Excerpt 3
The next day we shopped for shoes. Bettina and I shared a shoe fetish. We both loved to be either barefoot or luxuriating in the most elegant of shoes. Appropriately, long before I'd owned a pair of 'town shoes', one of the first poems I'd learnt at Tarpoly school was:
'New shoes, new shoes -
red and pink and blue shoes.
Tell me, which would you choose -
If they let us buy?'
I'd dreamed of going to a shoe shop and buying some of every kind. I doubt I ever voiced this lust but I knew the few Sydney shops where one could buy imported shoes - Italian - obscenely expensive.
Suddenly in Athens these 'Italian', soft, multi-coloured, strapped, bowed, buckled, folded, ruched, studded, flat or heeled shoes were available in thousands. 'As cheap as chips', Bettina said. 'You'll need good shoes, you'll be walking miles, you'll be dancing all night.

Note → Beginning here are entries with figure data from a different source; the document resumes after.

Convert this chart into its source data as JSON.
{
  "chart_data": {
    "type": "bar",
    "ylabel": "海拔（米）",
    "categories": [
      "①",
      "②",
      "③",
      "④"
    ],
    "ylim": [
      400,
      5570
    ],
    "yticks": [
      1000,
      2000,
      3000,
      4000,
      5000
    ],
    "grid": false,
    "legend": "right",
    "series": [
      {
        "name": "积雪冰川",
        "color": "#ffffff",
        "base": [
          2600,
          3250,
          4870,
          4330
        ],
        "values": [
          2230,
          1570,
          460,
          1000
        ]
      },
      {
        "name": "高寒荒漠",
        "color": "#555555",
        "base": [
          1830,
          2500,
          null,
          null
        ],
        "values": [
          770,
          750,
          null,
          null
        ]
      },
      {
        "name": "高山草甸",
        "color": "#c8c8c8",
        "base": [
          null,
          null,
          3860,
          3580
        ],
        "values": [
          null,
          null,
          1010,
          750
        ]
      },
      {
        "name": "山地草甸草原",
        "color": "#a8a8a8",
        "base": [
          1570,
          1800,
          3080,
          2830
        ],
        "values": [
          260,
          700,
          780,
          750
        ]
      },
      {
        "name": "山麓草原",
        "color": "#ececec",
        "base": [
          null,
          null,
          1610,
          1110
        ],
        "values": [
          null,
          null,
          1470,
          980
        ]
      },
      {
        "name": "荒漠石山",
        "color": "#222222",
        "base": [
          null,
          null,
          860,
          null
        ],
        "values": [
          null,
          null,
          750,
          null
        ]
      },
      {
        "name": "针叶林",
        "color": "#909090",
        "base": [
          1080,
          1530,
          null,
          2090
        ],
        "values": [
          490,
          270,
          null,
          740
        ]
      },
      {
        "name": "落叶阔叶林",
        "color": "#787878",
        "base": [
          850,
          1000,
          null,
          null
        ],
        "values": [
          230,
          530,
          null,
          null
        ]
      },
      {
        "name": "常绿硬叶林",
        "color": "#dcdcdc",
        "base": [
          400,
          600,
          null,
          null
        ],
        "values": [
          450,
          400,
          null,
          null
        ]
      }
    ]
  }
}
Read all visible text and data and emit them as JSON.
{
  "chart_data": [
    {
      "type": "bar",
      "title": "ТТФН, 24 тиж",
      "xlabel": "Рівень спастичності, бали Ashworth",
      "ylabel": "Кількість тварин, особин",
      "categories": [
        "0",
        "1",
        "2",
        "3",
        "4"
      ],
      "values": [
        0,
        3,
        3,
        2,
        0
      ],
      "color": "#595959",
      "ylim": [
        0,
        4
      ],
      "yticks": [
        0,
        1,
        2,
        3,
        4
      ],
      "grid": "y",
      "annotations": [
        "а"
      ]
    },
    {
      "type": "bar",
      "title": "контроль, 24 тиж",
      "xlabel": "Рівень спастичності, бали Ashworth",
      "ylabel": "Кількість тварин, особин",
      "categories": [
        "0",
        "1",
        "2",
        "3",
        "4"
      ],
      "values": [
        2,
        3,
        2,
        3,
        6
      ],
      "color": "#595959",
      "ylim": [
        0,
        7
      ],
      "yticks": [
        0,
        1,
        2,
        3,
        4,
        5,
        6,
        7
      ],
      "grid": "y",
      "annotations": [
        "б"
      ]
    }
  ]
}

Whatever you wear you must have suitable shoes.'
Under the influence of my recent Convent experience I chose a pair of simple navy court shoes with a chisel toe which, I reasoned would be serviceable and elegant. 'You'd better choose a few more pairs.' Bettina advised. I chose beige. I did not dare to look too closely at the carmine sandals or the sky-blue needle toes or the silver with the rhinestones in the heel or --- Just try a few --- just check that you can walk in them,' Bettina said. I paraded up and down, towering and wobbling on ten-centimeter heels. Lizzie's careful training was not wasted. I could dance in anything! There was not a single shoe that could defeat me. The pile of boxes grew. The tissue paper mounted higher. There were shoes strewn in a wide circle around me and on the adjacent chairs. I was trying to select the most useful, the most suitable. 'Are they all comfortable? Bettina asked. 'Could you wear them all day? Do they pinch? Do they rub?' Those that did were set aside and there was a sea of shoes. At last Bettina said, 'We'll take these.'
'Which did madam choose?' the shop assistant asked.
'These,' said Bettina with a wide circular gesture taking in the whole array of shoes around us, excluding the little pile of pinching, rubbing rejects.
'All these?' questioned the shop assistant in disbelief, copying the gesture.
'All these?' I echoed.
'Well - in Europe you can't go anywhere without shoes,' was Bettina's explanation.
The assistant packed thirty pair of shoes. She built the boxes into towers. She tied the towers with string. We looped the ties over our fingers and with the string cutting deep, we exited the door obligingly held wide by the smiling staff.